I do not have this. I am post menopausal which has its own set of issues to content with. Like trying to grow old gracefully for one and trying to deal with all the changes your body goes throught during this time in a women life.
Two things that are not mentioned here are hyper vigilance and a exaggerated startle response. These are to of the symptoms I have in relation to my ptsd in additions to the other symptoms you have mentioned here. I am not sure how this program is able to help a person who has been a victim of a violent crime. If you watch the news or read the paper or listen to the radio there is always news of some new sexual predator on the loose. I really see no way to escape it and the fact that it is a very dangerous world out there. It seems to feed into the fear and fuels the symptoms related to ptsd of this type as does the war news to a combat veteran. I do have a hard time dealing with it and the ptsd. I am not sure if their are any real answers or solutions when dealing with ptsd? If their are any I would love to know?

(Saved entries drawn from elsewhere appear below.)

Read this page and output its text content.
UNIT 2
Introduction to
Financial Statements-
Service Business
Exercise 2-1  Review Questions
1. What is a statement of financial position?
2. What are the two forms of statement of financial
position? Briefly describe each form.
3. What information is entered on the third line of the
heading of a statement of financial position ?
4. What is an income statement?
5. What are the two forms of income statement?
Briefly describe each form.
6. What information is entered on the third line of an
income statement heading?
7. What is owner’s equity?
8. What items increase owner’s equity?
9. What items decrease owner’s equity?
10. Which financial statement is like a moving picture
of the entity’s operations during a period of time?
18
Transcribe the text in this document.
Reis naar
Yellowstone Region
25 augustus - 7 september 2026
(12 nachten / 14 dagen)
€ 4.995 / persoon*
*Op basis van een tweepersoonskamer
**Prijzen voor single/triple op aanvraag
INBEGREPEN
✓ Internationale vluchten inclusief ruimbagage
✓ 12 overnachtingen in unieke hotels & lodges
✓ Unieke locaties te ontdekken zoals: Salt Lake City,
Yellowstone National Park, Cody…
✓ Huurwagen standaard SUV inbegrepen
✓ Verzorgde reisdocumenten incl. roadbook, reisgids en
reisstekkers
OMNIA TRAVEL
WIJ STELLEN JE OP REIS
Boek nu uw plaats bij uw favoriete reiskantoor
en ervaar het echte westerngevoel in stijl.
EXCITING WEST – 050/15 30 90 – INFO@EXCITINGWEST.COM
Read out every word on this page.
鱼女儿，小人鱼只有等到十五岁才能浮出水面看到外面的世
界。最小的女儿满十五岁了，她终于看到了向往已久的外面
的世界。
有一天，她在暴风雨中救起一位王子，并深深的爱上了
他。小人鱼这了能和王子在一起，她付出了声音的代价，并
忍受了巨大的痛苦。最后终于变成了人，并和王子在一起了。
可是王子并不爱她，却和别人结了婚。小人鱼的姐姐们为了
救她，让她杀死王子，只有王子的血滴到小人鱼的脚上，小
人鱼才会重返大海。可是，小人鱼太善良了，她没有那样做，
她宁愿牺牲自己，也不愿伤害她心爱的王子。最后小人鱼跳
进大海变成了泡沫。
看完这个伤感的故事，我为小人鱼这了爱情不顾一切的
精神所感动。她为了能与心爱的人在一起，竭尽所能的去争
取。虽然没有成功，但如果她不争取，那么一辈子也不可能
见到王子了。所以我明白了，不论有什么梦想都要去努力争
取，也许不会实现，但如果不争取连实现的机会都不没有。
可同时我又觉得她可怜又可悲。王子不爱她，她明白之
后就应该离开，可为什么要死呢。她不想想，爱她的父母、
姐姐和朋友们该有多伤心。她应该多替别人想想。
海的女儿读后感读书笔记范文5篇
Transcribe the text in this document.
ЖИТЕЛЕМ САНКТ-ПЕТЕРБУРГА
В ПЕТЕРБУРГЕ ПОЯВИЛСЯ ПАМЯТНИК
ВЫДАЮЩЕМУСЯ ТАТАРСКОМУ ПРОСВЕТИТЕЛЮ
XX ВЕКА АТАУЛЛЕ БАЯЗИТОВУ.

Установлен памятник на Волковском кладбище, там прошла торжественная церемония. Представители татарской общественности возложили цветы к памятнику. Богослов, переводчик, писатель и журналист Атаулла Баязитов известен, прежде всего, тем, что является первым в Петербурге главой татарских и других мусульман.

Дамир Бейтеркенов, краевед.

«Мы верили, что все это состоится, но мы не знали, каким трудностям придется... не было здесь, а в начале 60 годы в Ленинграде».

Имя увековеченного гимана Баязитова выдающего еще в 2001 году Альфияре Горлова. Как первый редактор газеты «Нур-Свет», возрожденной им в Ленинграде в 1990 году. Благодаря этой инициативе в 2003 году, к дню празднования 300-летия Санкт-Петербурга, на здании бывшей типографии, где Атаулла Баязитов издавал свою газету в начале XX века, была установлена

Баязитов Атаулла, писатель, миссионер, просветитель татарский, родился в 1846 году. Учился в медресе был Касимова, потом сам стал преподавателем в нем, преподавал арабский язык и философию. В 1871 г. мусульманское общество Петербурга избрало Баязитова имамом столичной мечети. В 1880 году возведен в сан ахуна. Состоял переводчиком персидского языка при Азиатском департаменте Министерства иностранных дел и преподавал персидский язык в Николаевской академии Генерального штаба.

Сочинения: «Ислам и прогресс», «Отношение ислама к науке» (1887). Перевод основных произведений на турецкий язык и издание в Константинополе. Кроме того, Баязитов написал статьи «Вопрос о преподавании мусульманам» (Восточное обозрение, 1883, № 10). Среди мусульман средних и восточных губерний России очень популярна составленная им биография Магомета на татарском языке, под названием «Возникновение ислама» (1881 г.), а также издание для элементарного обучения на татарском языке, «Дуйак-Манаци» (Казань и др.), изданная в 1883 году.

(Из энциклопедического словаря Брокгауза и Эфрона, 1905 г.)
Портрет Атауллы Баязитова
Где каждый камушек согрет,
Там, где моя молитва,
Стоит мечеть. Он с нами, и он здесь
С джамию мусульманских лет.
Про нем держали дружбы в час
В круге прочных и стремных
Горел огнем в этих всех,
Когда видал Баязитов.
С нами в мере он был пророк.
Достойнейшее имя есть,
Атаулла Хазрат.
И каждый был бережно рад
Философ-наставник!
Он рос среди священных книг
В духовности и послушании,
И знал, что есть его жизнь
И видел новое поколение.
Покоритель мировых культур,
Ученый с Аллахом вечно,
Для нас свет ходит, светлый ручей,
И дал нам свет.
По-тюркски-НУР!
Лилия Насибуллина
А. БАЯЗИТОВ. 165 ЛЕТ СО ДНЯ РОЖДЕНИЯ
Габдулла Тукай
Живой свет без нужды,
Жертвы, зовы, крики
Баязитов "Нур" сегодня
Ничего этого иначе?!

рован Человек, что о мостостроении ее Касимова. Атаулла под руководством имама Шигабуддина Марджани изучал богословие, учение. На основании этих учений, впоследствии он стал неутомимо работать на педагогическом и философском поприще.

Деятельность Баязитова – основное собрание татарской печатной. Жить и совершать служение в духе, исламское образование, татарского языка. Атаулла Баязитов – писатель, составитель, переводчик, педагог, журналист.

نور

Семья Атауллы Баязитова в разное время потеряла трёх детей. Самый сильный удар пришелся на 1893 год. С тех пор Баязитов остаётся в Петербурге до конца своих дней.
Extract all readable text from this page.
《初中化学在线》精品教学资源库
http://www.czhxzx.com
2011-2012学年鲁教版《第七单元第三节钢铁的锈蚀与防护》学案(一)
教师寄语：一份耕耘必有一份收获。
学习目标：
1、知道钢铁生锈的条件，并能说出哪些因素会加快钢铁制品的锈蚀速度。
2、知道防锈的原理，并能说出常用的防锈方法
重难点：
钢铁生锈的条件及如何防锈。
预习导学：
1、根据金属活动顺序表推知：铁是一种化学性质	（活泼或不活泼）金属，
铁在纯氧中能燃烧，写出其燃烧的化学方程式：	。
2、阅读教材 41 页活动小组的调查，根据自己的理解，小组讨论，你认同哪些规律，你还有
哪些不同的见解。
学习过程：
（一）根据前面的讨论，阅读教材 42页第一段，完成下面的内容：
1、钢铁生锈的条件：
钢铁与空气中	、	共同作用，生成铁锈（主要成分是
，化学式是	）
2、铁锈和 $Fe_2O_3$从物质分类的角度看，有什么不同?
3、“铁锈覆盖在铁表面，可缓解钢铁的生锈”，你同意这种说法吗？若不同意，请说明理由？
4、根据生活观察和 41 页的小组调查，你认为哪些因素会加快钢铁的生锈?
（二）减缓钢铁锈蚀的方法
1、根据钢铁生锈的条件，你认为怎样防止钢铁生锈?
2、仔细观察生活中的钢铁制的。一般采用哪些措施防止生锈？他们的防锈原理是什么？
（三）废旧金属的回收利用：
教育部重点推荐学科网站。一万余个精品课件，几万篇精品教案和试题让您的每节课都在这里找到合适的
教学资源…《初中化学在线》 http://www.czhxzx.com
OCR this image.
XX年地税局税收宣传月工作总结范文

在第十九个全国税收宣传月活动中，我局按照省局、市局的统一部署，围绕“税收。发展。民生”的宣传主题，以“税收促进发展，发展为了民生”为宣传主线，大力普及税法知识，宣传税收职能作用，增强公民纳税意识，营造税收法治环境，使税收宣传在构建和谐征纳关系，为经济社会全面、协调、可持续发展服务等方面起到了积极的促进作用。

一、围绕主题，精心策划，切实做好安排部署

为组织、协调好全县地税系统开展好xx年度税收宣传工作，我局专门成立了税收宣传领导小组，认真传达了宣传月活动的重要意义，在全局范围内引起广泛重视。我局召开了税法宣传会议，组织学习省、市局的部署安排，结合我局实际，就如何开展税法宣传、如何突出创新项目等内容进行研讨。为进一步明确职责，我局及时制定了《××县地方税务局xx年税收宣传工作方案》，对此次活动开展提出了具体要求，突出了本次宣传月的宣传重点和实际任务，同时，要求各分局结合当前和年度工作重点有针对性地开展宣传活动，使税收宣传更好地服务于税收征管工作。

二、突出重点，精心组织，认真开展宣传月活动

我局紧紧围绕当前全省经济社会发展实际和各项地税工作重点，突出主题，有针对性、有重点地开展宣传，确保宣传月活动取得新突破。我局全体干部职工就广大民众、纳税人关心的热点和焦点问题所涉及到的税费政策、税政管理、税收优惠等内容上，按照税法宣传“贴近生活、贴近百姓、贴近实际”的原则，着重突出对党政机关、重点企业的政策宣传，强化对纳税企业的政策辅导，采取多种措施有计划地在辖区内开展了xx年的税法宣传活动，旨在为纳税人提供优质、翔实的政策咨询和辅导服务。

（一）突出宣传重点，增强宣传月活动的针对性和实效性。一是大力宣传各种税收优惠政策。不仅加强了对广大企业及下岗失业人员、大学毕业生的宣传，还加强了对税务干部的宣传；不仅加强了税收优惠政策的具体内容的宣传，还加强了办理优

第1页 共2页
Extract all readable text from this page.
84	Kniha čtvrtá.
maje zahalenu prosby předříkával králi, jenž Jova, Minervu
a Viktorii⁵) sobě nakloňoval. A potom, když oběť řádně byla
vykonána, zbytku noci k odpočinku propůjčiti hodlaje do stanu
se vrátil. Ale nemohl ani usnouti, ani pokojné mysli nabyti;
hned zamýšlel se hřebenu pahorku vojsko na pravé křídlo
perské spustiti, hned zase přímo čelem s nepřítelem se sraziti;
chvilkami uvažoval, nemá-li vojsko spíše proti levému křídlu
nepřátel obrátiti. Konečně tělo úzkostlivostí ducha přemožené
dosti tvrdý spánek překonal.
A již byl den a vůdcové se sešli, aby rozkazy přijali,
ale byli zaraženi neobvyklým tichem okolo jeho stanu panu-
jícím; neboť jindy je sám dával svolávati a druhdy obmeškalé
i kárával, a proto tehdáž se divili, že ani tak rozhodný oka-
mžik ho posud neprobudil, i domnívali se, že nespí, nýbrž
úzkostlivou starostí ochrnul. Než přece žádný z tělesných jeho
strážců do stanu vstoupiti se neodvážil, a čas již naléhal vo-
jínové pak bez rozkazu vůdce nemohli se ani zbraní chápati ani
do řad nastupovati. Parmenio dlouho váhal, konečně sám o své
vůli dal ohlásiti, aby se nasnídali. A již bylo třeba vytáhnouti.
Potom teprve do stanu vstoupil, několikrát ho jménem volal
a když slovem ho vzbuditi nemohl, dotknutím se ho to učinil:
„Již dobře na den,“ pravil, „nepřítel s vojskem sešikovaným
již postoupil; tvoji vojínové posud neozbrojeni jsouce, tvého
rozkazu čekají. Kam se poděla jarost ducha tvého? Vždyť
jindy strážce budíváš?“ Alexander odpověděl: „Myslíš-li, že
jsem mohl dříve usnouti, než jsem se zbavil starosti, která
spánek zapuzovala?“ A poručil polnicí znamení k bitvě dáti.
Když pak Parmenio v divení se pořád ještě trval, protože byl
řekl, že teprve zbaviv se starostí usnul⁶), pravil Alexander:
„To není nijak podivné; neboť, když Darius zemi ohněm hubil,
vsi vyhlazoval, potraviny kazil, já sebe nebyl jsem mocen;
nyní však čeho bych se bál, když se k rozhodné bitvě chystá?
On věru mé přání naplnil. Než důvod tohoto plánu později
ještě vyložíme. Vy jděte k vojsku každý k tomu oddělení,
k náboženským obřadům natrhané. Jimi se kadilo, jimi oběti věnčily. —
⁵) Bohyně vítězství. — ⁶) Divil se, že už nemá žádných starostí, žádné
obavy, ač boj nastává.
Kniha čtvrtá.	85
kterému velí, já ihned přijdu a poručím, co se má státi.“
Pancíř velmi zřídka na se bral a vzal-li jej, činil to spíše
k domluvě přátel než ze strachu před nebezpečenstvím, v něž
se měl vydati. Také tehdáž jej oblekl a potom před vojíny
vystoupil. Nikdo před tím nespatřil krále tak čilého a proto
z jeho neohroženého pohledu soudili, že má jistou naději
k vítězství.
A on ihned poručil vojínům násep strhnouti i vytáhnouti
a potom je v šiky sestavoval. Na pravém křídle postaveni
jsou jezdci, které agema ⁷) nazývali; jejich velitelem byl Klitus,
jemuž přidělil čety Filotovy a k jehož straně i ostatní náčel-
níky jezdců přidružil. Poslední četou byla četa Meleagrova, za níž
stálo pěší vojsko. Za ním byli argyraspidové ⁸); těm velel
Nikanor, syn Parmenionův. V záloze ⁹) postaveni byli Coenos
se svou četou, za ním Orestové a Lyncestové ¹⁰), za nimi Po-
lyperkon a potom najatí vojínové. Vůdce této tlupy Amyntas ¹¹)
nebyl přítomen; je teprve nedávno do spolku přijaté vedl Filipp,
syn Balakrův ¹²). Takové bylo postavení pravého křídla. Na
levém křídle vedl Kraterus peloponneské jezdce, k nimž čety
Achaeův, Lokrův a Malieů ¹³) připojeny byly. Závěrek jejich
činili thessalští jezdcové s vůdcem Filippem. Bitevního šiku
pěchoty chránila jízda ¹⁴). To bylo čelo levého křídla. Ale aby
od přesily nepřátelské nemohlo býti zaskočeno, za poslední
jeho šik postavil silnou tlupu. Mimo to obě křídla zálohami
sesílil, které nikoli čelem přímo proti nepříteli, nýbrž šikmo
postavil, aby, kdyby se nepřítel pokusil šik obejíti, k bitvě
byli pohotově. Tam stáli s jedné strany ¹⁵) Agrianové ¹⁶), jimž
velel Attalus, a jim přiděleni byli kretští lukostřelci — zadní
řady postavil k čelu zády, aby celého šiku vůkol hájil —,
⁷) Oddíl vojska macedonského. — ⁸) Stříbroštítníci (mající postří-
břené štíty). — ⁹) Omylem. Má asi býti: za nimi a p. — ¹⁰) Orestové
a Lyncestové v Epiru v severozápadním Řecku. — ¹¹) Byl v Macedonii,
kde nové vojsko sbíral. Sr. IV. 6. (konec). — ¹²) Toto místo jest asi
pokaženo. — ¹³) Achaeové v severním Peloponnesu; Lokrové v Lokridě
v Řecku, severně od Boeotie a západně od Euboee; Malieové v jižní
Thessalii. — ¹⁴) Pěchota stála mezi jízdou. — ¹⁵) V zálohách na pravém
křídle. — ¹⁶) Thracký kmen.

I just wanted to let everyone know how it went today with jury duty. I was able to get there on time. I had some anxiety but I did not go into a panic. They let us go early because all of the case were plea bargained out or the trials we postponed for a later date. We were not called in groups of 35 to be questioned which is normally part of the jury selection process because their were not any trials for us to serve on today. I did get sick with my ulcerative colonlitis and was in a lot of pain before they let us leave for the day. Anyway I am glad it is over and that I am now home resting. I should be better by tomorrow. I can not be called again for jury duty for at least 1 year. I do think I am going to submit a written statement to the court next time for physically reasons and see what happens all the can do is reject it and force me to go anyway. I also may consider going again, maybe I won't get sick next time being that I have now exposed myself to part of the process. Well I got to go for now and get myself well again. Before I go I want to thank everyone for all of their help, support, and prayers.
Nothing new today. I am a little tired from yesterdays exposure. I am still thinking about and trying to work on a routine. My routine does involve leaving the house to walk at least 3 days a week. I am hoping I will do better when I get rested up. I am feeling a little axnious and tired today not sure why. Thats enough about me. How is every body else doing this morning?
I am still having issues with the ptsd and they seem worst lately with whats going on in the news. I am not sure how I am ever going to be able to over come it. I thought I was getting better but now it seems all fresh in my mind. The fight or flight response can be very paralyzing making it impossible to leave the house. I have not felt safe out there ever since my safe person my marine got sick and passed away. I would like to know is their anyway to deal with this and is their hope for me to lead a normal life???? I am really sick of being afraid and trapped inside my house.
I am sorry to hear you are having a hard time with the new medication. I want to thank you for responding to my post. I know that had to be very very difficult for you being the new med is making it hard for you think straight. You need to think about you now, and put yourself first. I do not expect you to be able to post right now. Please be you will be careful with this new medication and when you are up to it let us know how you are doing. If you are not feeling good and just want someone to talk too, post and I will answer if I am on line. You said you were feeling lost, but remember Davit you are not alone.
I have gone as for as I can with this right now and have come to a dead end. I need to take a break from this and will be going into hibernation for a while.